BEIJING—Incumbent carriers will gain the benefits from an agreement between China and the U.S. to double air service capacity between them.
Routes are also unchanged, according to the U.S. Transportation Department (DOT), which announced the increase in services Aug. 18.
This rule will disappoint two Chinese carriers, Sichuan Airlines and Hainan Airlines, after having applied to reopen open routes to the U.S. that were closed earlier in the COVID-19 pandemic. One of the incumbents, China Southern Airlines, had also hoped to reopen routes.
On Aug. 12, the Civil Aviation Administration of China (CAAC) permitted U.S. airlines to increase total services to eight from four per week, the DOT said. In response, the U.S. has permitted the same volume for Chinese airlines.
The two U.S. carriers, Delta Air Lines and United Airlines, currently connecting both countries will double their current services, all of which serve Shanghai, according to representatives of the companies in China.
While no Chinese airline has announced a new schedule, the DOT indicated that the Chinese side of the business would also add no new airlines or routes to the market.
“CAAC further informed the department that the four Chinese carriers currently providing scheduled passenger service to the United States have likewise qualified to increase their respective frequency of service from one-time weekly to two-times weekly,” the DOT said. “Accordingly, the Department’s Order will modify the previous decisions made in June to enable those qualified Chinese carriers to increase services to the United States, as China has permitted for U.S. carriers.”
Why more flexibility has not been allowed is not entirely clear. But since the Chinese side already has more airlines and more routes in this traffic, the U.S. side is likely to have demanded reciprocity in any expansion. Since U.S. airlines sought in May to restore services they had cut at the height of China’s pandemic, a theme in commercial aviation relations between the two countries has been Chinese restrictiveness and U.S. advocacy of a return to a free market.
A common view among Chinese airlines is that they are more deserving, because they persevered with minimal, unprofitable international services from February to April—for the national benefit and under government orders—after foreign carriers, including those from the U.S., severed connections with China. Furthermore, much of the demand between China and the U.S. now is from Chinese students abroad wanting to travel home.
The CAAC issued no statement in response to the U.S. announcement.
The four Chinese airlines that currently each fly once weekly between the two countries are Air China (between Beijing and Los Angeles), China Eastern Airlines (Shanghai and New York), China Southern Airlines (Guangzhou and Los Angeles) and Xiamen Airlines (Xiamen and Los Angeles).
Delta has been flying once a week to Shanghai from Seattle and once a week from Detroit, both services stopping in Seoul. United has applied both of its weekly flights to the route between San Francisco and Shanghai. All of these services will double, according to the company representatives.

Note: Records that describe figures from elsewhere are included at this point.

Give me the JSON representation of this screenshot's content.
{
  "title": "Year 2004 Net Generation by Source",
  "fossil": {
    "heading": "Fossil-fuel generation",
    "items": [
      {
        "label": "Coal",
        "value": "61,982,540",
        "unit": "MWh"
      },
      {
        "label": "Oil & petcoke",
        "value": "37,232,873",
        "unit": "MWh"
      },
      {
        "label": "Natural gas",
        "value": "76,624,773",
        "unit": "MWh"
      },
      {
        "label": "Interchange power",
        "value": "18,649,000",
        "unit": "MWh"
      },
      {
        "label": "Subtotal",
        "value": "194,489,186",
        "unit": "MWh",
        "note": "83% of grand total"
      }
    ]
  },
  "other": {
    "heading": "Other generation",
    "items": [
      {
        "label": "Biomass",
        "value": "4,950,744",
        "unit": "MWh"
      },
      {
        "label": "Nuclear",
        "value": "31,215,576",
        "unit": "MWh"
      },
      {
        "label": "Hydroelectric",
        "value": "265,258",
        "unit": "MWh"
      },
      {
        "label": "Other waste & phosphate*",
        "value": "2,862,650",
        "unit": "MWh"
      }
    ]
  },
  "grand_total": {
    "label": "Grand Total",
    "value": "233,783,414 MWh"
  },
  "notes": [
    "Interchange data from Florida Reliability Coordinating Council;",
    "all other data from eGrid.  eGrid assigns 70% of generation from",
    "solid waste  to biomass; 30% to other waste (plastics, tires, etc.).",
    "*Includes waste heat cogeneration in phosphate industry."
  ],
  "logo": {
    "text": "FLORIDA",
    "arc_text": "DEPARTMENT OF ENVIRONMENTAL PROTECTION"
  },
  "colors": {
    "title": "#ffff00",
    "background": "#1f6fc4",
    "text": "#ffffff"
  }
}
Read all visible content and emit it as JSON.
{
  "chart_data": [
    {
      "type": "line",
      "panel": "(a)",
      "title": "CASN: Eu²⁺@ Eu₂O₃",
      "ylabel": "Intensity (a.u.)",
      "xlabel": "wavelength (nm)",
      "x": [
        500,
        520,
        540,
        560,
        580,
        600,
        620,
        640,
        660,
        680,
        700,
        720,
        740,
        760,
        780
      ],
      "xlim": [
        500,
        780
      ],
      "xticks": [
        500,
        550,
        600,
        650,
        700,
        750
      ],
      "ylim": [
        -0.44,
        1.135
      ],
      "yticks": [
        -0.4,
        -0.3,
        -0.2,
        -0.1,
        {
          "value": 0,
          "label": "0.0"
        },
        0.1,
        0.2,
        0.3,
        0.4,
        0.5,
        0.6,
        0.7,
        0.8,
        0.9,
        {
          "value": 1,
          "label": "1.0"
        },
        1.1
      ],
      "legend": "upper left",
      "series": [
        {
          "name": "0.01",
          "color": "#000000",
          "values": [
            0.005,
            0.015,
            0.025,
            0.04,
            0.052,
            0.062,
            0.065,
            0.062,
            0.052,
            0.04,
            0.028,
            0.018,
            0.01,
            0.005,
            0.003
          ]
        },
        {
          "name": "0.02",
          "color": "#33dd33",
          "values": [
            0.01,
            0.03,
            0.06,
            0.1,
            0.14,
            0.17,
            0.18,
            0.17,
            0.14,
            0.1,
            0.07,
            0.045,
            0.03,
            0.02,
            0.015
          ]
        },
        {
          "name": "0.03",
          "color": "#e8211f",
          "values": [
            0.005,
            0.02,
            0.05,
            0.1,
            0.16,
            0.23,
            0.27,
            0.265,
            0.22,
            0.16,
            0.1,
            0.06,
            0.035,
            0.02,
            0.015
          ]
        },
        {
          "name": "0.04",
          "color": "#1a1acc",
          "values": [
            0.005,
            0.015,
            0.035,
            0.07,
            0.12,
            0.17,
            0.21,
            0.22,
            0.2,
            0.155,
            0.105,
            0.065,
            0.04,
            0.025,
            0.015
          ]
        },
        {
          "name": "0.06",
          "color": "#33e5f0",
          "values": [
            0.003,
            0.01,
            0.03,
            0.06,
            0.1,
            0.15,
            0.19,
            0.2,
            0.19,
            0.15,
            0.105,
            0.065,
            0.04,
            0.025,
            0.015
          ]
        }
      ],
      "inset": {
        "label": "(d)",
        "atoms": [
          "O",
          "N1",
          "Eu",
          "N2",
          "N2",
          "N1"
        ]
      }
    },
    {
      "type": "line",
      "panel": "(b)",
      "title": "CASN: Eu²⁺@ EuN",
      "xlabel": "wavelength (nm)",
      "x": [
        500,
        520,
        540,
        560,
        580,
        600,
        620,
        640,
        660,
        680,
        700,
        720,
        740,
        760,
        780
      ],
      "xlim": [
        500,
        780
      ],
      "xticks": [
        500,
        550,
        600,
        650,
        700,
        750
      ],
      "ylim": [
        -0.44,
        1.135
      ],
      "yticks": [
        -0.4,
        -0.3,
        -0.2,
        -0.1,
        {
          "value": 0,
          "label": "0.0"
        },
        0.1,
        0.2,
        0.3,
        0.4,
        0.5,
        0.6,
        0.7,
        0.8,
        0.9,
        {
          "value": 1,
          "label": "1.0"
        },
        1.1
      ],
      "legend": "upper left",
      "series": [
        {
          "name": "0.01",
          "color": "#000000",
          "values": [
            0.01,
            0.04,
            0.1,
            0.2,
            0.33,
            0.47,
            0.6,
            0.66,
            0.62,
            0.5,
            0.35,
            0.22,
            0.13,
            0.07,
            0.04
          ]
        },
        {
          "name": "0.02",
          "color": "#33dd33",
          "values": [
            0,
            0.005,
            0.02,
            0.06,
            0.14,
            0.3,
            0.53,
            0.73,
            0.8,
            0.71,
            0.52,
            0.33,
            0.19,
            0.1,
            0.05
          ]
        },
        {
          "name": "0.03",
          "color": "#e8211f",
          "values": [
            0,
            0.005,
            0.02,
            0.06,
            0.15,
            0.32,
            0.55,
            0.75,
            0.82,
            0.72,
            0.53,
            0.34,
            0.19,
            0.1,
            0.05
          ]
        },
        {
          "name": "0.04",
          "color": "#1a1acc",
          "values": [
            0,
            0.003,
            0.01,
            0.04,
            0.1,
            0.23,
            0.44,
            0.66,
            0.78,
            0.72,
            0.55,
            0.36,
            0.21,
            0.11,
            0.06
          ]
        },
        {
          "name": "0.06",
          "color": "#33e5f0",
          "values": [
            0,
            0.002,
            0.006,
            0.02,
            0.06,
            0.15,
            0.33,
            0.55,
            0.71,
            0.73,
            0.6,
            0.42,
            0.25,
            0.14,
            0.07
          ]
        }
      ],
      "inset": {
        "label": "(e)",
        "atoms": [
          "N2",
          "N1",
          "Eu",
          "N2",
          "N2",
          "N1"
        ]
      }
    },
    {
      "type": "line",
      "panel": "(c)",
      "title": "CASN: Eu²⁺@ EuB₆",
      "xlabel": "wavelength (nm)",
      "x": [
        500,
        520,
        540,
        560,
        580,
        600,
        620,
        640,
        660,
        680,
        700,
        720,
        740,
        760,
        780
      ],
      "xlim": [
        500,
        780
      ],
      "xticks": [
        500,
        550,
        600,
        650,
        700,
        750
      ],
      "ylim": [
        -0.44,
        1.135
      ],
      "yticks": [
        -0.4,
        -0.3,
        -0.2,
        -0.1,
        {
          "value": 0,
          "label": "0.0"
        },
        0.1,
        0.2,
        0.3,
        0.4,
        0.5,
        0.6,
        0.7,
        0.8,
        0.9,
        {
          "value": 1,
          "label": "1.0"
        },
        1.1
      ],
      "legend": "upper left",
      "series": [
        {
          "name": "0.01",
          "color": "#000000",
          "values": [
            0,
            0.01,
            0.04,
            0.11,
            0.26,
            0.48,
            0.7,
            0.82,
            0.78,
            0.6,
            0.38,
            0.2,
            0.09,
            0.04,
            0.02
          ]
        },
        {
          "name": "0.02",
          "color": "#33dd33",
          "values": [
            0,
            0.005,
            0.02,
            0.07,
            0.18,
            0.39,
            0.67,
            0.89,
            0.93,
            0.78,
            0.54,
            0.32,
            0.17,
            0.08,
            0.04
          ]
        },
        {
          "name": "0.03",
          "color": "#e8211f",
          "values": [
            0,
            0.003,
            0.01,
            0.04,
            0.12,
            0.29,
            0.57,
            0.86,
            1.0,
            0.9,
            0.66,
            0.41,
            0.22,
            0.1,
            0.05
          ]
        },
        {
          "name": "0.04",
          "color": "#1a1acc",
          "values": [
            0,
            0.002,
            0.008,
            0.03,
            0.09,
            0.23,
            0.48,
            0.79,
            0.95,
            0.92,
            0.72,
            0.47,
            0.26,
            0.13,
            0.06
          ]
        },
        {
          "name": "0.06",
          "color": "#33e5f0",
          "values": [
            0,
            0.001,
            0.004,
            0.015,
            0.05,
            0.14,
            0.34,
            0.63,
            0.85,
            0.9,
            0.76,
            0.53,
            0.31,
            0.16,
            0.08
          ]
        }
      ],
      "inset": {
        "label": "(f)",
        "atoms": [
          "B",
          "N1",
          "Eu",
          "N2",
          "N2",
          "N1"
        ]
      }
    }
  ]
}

Sichuan Airlines applied to the CAAC in July to fly once a week between Los Angeles and Hangzhou with an extension to Chengdu and once a week between Los Angeles and Jinan, also with the Chengdu tag.
Hainan Airlines applied in June to reopen five routes, connecting various Chinese cities with Boston, New York and Seattle. Also in June, China Southern sought rights for four U.S. routes, the destinations being Los Angeles, New York and San Francisco.
But approval would have exceeded the mutual Chinese-U.S. flight limit, then at four a week for each side. The CAAC could have approved some of these applications now but, according to the DOT’s statement, has not, instead just doubling the services that are already running.
Shanghai is and will continue to be the Chinese destination for five-eighths of services between the two countries. Flights to Beijing, China’s other main intercontinental gateway, are hampered by a CAAC requirement that they first arrive in another Chinese city for the health of passengers to be checked. This procedure reflects the high political importance to the Communist Party of China of protecting the national capital from a renewed novel coronavirus outbreak.